Em 2024, as exportações brasileiras para os Estados Unidos somaram 876,7 mil toneladas, com uma receita de quase US$ 440 milhões. Acima da cota, o produto é taxado em cerca de 80%. Produzido em 26 dos 50 Estados americanos, o açúcar é considerado um produto “superprotegido” e de difícil negociação por pessoas que acompanham o assunto em Brasília. Os negócios são considerados irrisórios por fontes da indústria, em comparação com os embarques totais de mais de 33,4 milhões de toneladas de açúcar do Brasil no ano passado, com faturamento de US$ 15,9 bilhões.

A avaliação dos técnicos do governo é que o açúcar tem relação direta com o etanol, produto para o qual os americanos querem mais espaço no Brasil, o que pode justificar o atendimento ao pedido desta vez. “Etanol e açúcar para o Brasil são indissociáveis”, disse uma fonte. Isso porque a maior parte do biocombustível brasileiro é produzido a partir da cana-de-açúcar. Nos Estados Unidos, porém, o etanol é feito de milho, o que baliza argumentos do outro lado da mesa sobre efeitos em indústrias diferentes no caso da ampliação da cota.

O assunto já foi tratado na videoconferência do vice-presidente Geraldo Alckmin com o secretário de Comércio dos EUA, Howard Lutnick. Na ocasião, o governo brasileiro propôs a criação de um grupo de trabalho para tratar das relações comerciais entre os dois países.

“A estratégia é tentar ter alguma moeda de troca na questão do etanol caso se encaminhe para ter uma redução de tarifa do lado brasileiro”, disse uma fonte do governo. A conquista de mais espaço para o açúcar seria uma forma de “compensação”, avaliou.

Em entrevista nesta segunda-feira (10/3) à Rádio CBN, Alckmin citou o açúcar como um dos produtos brasileiros com taxação elevada pelos EUA, ao contrário do etanol. “Nos Estados Unidos, o imposto de importação [sobre etanol] é 2,5%. O nosso é 18%. É verdade. Só que no caso do açúcar eles têm uma pequena cota [de isenção para as exportações brasileiras], e o que passa dessa cota é [taxado] em 90% praticamente”, disse.

Não há definição de como será o processo.
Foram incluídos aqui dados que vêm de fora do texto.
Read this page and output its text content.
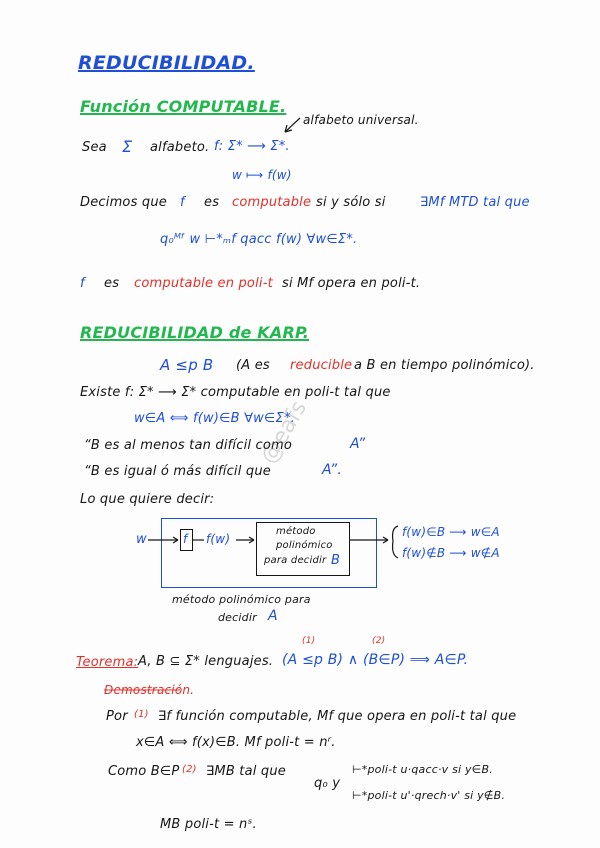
REDUCIBILIDAD.
Función COMPUTABLE.
alfabeto universal.
Sea Σ alfabeto. f: Σ* ⟶ Σ*.
w ⟼ f(w)
Decimos que f es computable si y sólo si	∃Mf MTD tal que
q₀ᴹᶠ w ⊢*ₘf qacc f(w) ∀w∈Σ*.
f es computable en poli-t si Mf opera en poli-t.
REDUCIBILIDAD de KARP.
A ≤p B (A es reducible a B en tiempo polinómico).
Existe f: Σ* ⟶ Σ* computable en poli-t tal que
w∈A ⟺ f(w)∈B ∀w∈Σ*.
“B es al menos tan difícil como	A”
“B es igual ó más difícil que	A”.
Lo que quiere decir:
@eafs
w	f f(w)
método
polinómico
para decidir B
f(w)∈B ⟶ w∈A
f(w)∉B ⟶ w∉A
método polinómico para
decidir A
Teorema: A, B ⊆ Σ* lenguajes. (A ≤p B) ∧ (B∈P) ⟹ A∈P.
(1)	(2)
Demostración.
Por (1) ∃f función computable, Mf que opera en poli-t tal que
x∈A ⟺ f(x)∈B. Mf poli-t = nʳ.
Como B∈P (2) ∃MB tal que
q₀ y
⊢*poli-t u·qacc·v si y∈B.
⊢*poli-t u'·qrech·v' si y∉B.
MB poli-t = nˢ.
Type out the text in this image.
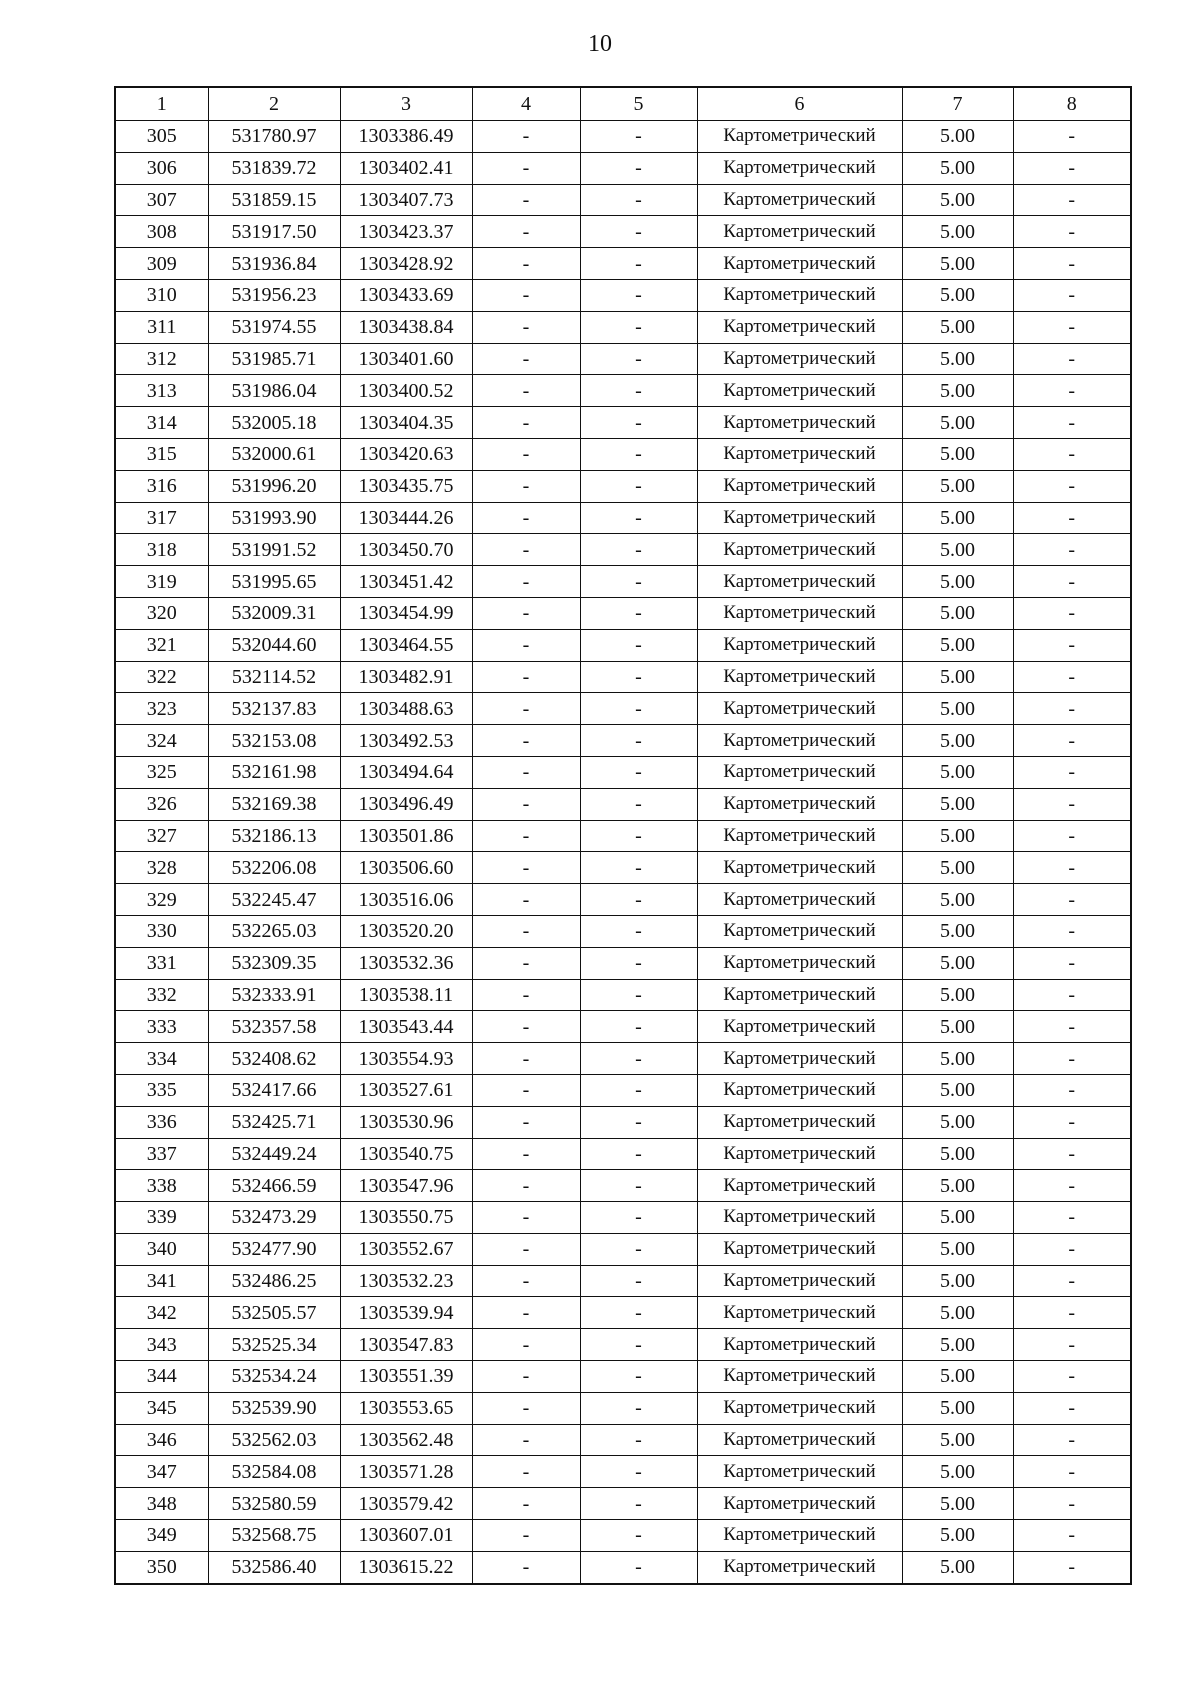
10
1	2	3	4	5	6	7	8
305	531780.97	1303386.49	-	-	Картометрический	5.00	-
306	531839.72	1303402.41	-	-	Картометрический	5.00	-
307	531859.15	1303407.73	-	-	Картометрический	5.00	-
308	531917.50	1303423.37	-	-	Картометрический	5.00	-
309	531936.84	1303428.92	-	-	Картометрический	5.00	-
310	531956.23	1303433.69	-	-	Картометрический	5.00	-
311	531974.55	1303438.84	-	-	Картометрический	5.00	-
312	531985.71	1303401.60	-	-	Картометрический	5.00	-
313	531986.04	1303400.52	-	-	Картометрический	5.00	-
314	532005.18	1303404.35	-	-	Картометрический	5.00	-
315	532000.61	1303420.63	-	-	Картометрический	5.00	-
316	531996.20	1303435.75	-	-	Картометрический	5.00	-
317	531993.90	1303444.26	-	-	Картометрический	5.00	-
318	531991.52	1303450.70	-	-	Картометрический	5.00	-
319	531995.65	1303451.42	-	-	Картометрический	5.00	-
320	532009.31	1303454.99	-	-	Картометрический	5.00	-
321	532044.60	1303464.55	-	-	Картометрический	5.00	-
322	532114.52	1303482.91	-	-	Картометрический	5.00	-
323	532137.83	1303488.63	-	-	Картометрический	5.00	-
324	532153.08	1303492.53	-	-	Картометрический	5.00	-
325	532161.98	1303494.64	-	-	Картометрический	5.00	-
326	532169.38	1303496.49	-	-	Картометрический	5.00	-
327	532186.13	1303501.86	-	-	Картометрический	5.00	-
328	532206.08	1303506.60	-	-	Картометрический	5.00	-
329	532245.47	1303516.06	-	-	Картометрический	5.00	-
330	532265.03	1303520.20	-	-	Картометрический	5.00	-
331	532309.35	1303532.36	-	-	Картометрический	5.00	-
332	532333.91	1303538.11	-	-	Картометрический	5.00	-
333	532357.58	1303543.44	-	-	Картометрический	5.00	-
334	532408.62	1303554.93	-	-	Картометрический	5.00	-
335	532417.66	1303527.61	-	-	Картометрический	5.00	-
336	532425.71	1303530.96	-	-	Картометрический	5.00	-
337	532449.24	1303540.75	-	-	Картометрический	5.00	-
338	532466.59	1303547.96	-	-	Картометрический	5.00	-
339	532473.29	1303550.75	-	-	Картометрический	5.00	-
340	532477.90	1303552.67	-	-	Картометрический	5.00	-
341	532486.25	1303532.23	-	-	Картометрический	5.00	-
342	532505.57	1303539.94	-	-	Картометрический	5.00	-
343	532525.34	1303547.83	-	-	Картометрический	5.00	-
344	532534.24	1303551.39	-	-	Картометрический	5.00	-
345	532539.90	1303553.65	-	-	Картометрический	5.00	-
346	532562.03	1303562.48	-	-	Картометрический	5.00	-
347	532584.08	1303571.28	-	-	Картометрический	5.00	-
348	532580.59	1303579.42	-	-	Картометрический	5.00	-
349	532568.75	1303607.01	-	-	Картометрический	5.00	-
350	532586.40	1303615.22	-	-	Картометрический	5.00	-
Uma das soluções pode ser negociar a abertura de uma cota isenta para o etanol americano em troca da ampliação da cota de açúcar, por exemplo. Um executivo do setor produtivo brasileiro lembrou que o tema “está no radar há muito tempo” e que dificilmente terá evolução. “É muito difícil de acontecer. Vai haver resistência do governo e Congresso dos EUA”, apontou.

A eventual ampliação da cota geraria uma “contrapartida” interessante às usinas do Nordeste, responsáveis por 10% da produção nacional, pois o item tem preços elevados nos EUA. A indústria sucroenergética do Centro-Sul não seria beneficiada diretamente, disse a fonte. Pela lei brasileira, as cotas devem ser preenchidas por empresas nordestinas do setor de cana-de-açúcar. Elas também são as principais afetadas pela importação de etanol americano, que entra pelos portos da região por conta da distância.
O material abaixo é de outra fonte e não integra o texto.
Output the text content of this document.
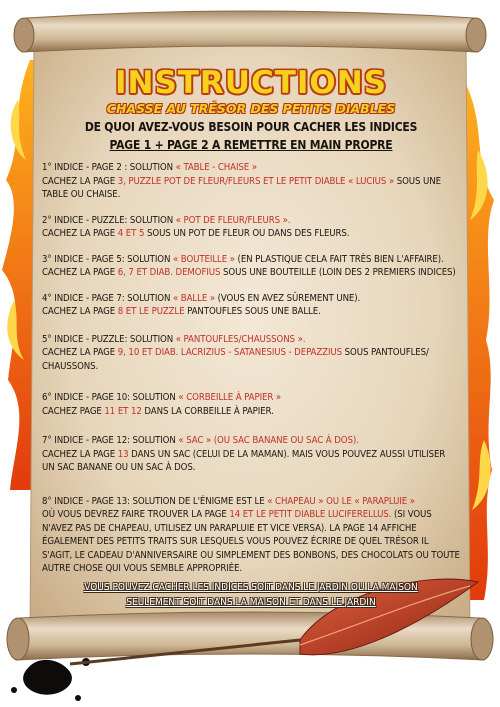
INSTRUCTIONS
CHASSE AU TRÉSOR DES PETITS DIABLES
DE QUOI AVEZ-VOUS BESOIN POUR CACHER LES INDICES
PAGE 1 + PAGE 2 A REMETTRE EN MAIN PROPRE
1° INDICE - PAGE 2 : SOLUTION « TABLE - CHAISE »
CACHEZ LA PAGE 3, PUZZLE POT DE FLEUR/FLEURS ET LE PETIT DIABLE « LUCIUS » SOUS UNE TABLE OU CHAISE.
2° INDICE - PUZZLE: SOLUTION « POT DE FLEUR/FLEURS ».
CACHEZ LA PAGE 4 ET 5 SOUS UN POT DE FLEUR OU DANS DES FLEURS.
3° INDICE - PAGE 5: SOLUTION « BOUTEILLE » (EN PLASTIQUE CELA FAIT TRÈS BIEN L'AFFAIRE).
CACHEZ LA PAGE 6, 7 ET DIAB. DEMOFIUS SOUS UNE BOUTEILLE (LOIN DES 2 PREMIERS INDICES)
4° INDICE - PAGE 7: SOLUTION « BALLE » (VOUS EN AVEZ SÛREMENT UNE).
CACHEZ LA PAGE 8 ET LE PUZZLE PANTOUFLES SOUS UNE BALLE.
5° INDICE - PUZZLE: SOLUTION « PANTOUFLES/CHAUSSONS ».
CACHEZ LA PAGE 9, 10 ET DIAB. LACRIZIUS - SATANESIUS - DEPAZZIUS SOUS PANTOUFLES/ CHAUSSONS.
6° INDICE - PAGE 10: SOLUTION « CORBEILLE À PAPIER »
CACHEZ PAGE 11 ET 12 DANS LA CORBEILLE À PAPIER.
7° INDICE - PAGE 12: SOLUTION « SAC » (OU SAC BANANE OU SAC À DOS).
CACHEZ LA PAGE 13 DANS UN SAC (CELUI DE LA MAMAN). MAIS VOUS POUVEZ AUSSI UTILISER UN SAC BANANE OU UN SAC À DOS.
8° INDICE - PAGE 13: SOLUTION DE L'ÉNIGME EST LE « CHAPEAU » OU LE « PARAPLUIE »
OÙ VOUS DEVREZ FAIRE TROUVER LA PAGE 14 ET LE PETIT DIABLE LUCIFERELLUS. (SI VOUS N'AVEZ PAS DE CHAPEAU, UTILISEZ UN PARAPLUIE ET VICE VERSA). LA PAGE 14 AFFICHE ÉGALEMENT DES PETITS TRAITS SUR LESQUELS VOUS POUVEZ ÉCRIRE DE QUEL TRÉSOR IL S'AGIT, LE CADEAU D'ANNIVERSAIRE OU SIMPLEMENT DES BONBONS, DES CHOCOLATS OU TOUTE AUTRE CHOSE QUI VOUS SEMBLE APPROPRIÉE.
VOUS POUVEZ CACHER LES INDICES SOIT DANS LE JARDIN OU LA MAISON
SEULEMENT SOIT DANS LA MAISON ET DANS LE JARDIN
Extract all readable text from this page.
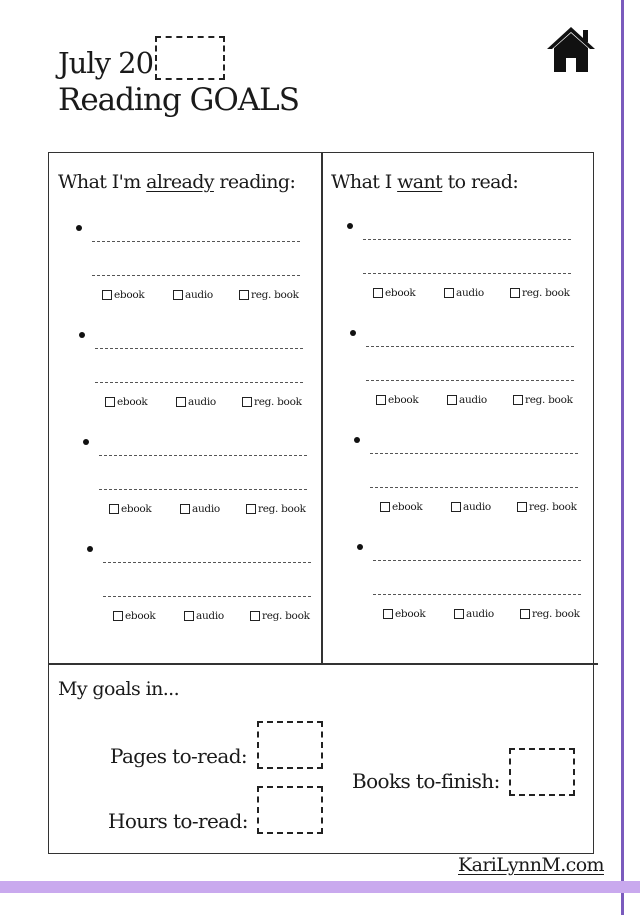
July 20
Reading GOALS
What I'm already reading: What I want to read:
ebook	audio	reg. book
ebook	audio	reg. book
ebook	audio	reg. book
ebook	audio	reg. book
ebook	audio	reg. book
ebook	audio	reg. book
ebook	audio	reg. book
ebook	audio	reg. book
My goals in...
Pages to-read:
Hours to-read:
Books to-finish:
KariLynnM.com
Há também uma avaliação no governo brasileiro de que o anúncio recente sobre a intenção de zerar a tarifa de importação de milho (de 7,2%), como forma de atacar a inflação de alimentos internamente, também atende ao interesse dos americanos, que pedem melhores condições para exportação do cereal para cá. Os EUA são o maior produtor mundial do grão, usado também na produção de etanol.

O governo também deve apresentar pedidos para a ampliação da cota de exportação de carne bovina. Há uma autorização para 65 mil toneladas anuais atualmente que o Brasil divide com outros nove países. Em 2024, a indústria frigorífica nacional foi responsável pelo embarque de 57 mil toneladas dentro da cota. As vendas totais aos americanos chegaram a 230 mil toneladas.

Em 2025, a quantidade isenta foi preenchida nos primeiros dias de janeiro. A expectativa é ampliar a cota para 150 mil toneladas, disse uma fonte familiarizada com as tratativas. Sobre o limão taiti produzido no Brasil, a pendência é a assinatura do protocolo fitossanitário para início da comercialização.